Clustering botnet communication traffic based on n-gram feature selection

  • Authors:
  • Wei Lu;Goaletsa Rammidi;Ali A. Ghorbani

  • Affiliations:
  • Faculty of Computer Science, University of New Brunswick, 540 Windsor Street, Gillin Hall, E126, Fredericton, Canada NB E3B 5A3;Faculty of Computer Science, University of New Brunswick, 540 Windsor Street, Gillin Hall, E126, Fredericton, Canada NB E3B 5A3;Faculty of Computer Science, University of New Brunswick, 540 Windsor Street, Gillin Hall, E126, Fredericton, Canada NB E3B 5A3

  • Venue:
  • Computer Communications
  • Year:
  • 2011

Quantified Score

Hi-index 0.24

Visualization

Abstract

Recognized as one the most serious security threats on current Internet infrastructure, botnets can not only be implemented by existing well known applications, e.g. IRC, HTTP, or Peer-to-Peer, but also can be constructed by unknown or creative applications, which makes the botnet detection a challenging problem. Previous attempts for detecting botnets are mostly to examine traffic content for bot command on selected network links or by setting up honeypots. Traffic content, however, can be encrypted with the evolution of botnet, and as a result leading to a fail of content based detection approaches.
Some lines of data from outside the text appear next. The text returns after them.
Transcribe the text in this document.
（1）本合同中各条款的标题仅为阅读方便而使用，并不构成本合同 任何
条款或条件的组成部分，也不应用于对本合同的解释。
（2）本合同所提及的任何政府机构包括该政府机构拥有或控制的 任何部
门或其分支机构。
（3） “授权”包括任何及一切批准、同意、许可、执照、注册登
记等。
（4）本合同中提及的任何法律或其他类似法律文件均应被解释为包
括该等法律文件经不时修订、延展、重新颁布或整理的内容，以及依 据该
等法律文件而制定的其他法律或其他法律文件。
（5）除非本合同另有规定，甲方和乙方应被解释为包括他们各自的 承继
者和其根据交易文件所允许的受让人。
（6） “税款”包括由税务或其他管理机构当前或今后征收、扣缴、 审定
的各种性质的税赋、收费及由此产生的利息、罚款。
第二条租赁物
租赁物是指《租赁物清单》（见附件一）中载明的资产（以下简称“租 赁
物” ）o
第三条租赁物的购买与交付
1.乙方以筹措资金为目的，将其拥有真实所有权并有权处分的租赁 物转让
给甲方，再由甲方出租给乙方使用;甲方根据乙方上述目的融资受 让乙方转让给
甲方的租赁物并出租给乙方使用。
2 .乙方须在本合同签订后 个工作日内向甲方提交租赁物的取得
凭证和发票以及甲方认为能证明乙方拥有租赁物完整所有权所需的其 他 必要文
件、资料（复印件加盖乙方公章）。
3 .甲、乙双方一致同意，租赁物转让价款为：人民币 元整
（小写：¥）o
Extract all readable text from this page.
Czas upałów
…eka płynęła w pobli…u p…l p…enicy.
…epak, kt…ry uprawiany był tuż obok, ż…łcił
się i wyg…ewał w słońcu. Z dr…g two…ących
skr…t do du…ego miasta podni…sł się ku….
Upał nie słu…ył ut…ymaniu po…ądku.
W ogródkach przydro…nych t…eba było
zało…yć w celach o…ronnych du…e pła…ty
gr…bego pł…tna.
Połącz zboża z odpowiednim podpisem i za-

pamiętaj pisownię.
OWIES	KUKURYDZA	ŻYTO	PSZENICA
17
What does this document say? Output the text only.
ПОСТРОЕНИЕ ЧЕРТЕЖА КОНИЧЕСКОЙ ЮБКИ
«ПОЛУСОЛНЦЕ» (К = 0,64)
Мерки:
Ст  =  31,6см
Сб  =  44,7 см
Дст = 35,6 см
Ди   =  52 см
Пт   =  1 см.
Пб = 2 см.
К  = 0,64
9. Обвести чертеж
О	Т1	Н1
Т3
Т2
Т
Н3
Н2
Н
In this paper, we address this issue and propose a new approach for detecting and clustering botnet traffic on large-scale network application communities, in which we first classify the network traffic into different applications by using traffic payload signatures, and then a novel decision tree model is used to classify those traffic to be unknown by the payload content (e.g. encrypted traffic) into known application communities where network traffic is clustered based on n-gram features selected and extracted from the content of network flows in order to differentiate the malicious botnet traffic created by bots from normal traffic generated by human beings on each specific application. We evaluate our approach with seven different traffic trace collected on three different network links and results show the proposed approach successfully detects two IRC botnet traffic traces with a high detection rate and an acceptable low false alarm rate.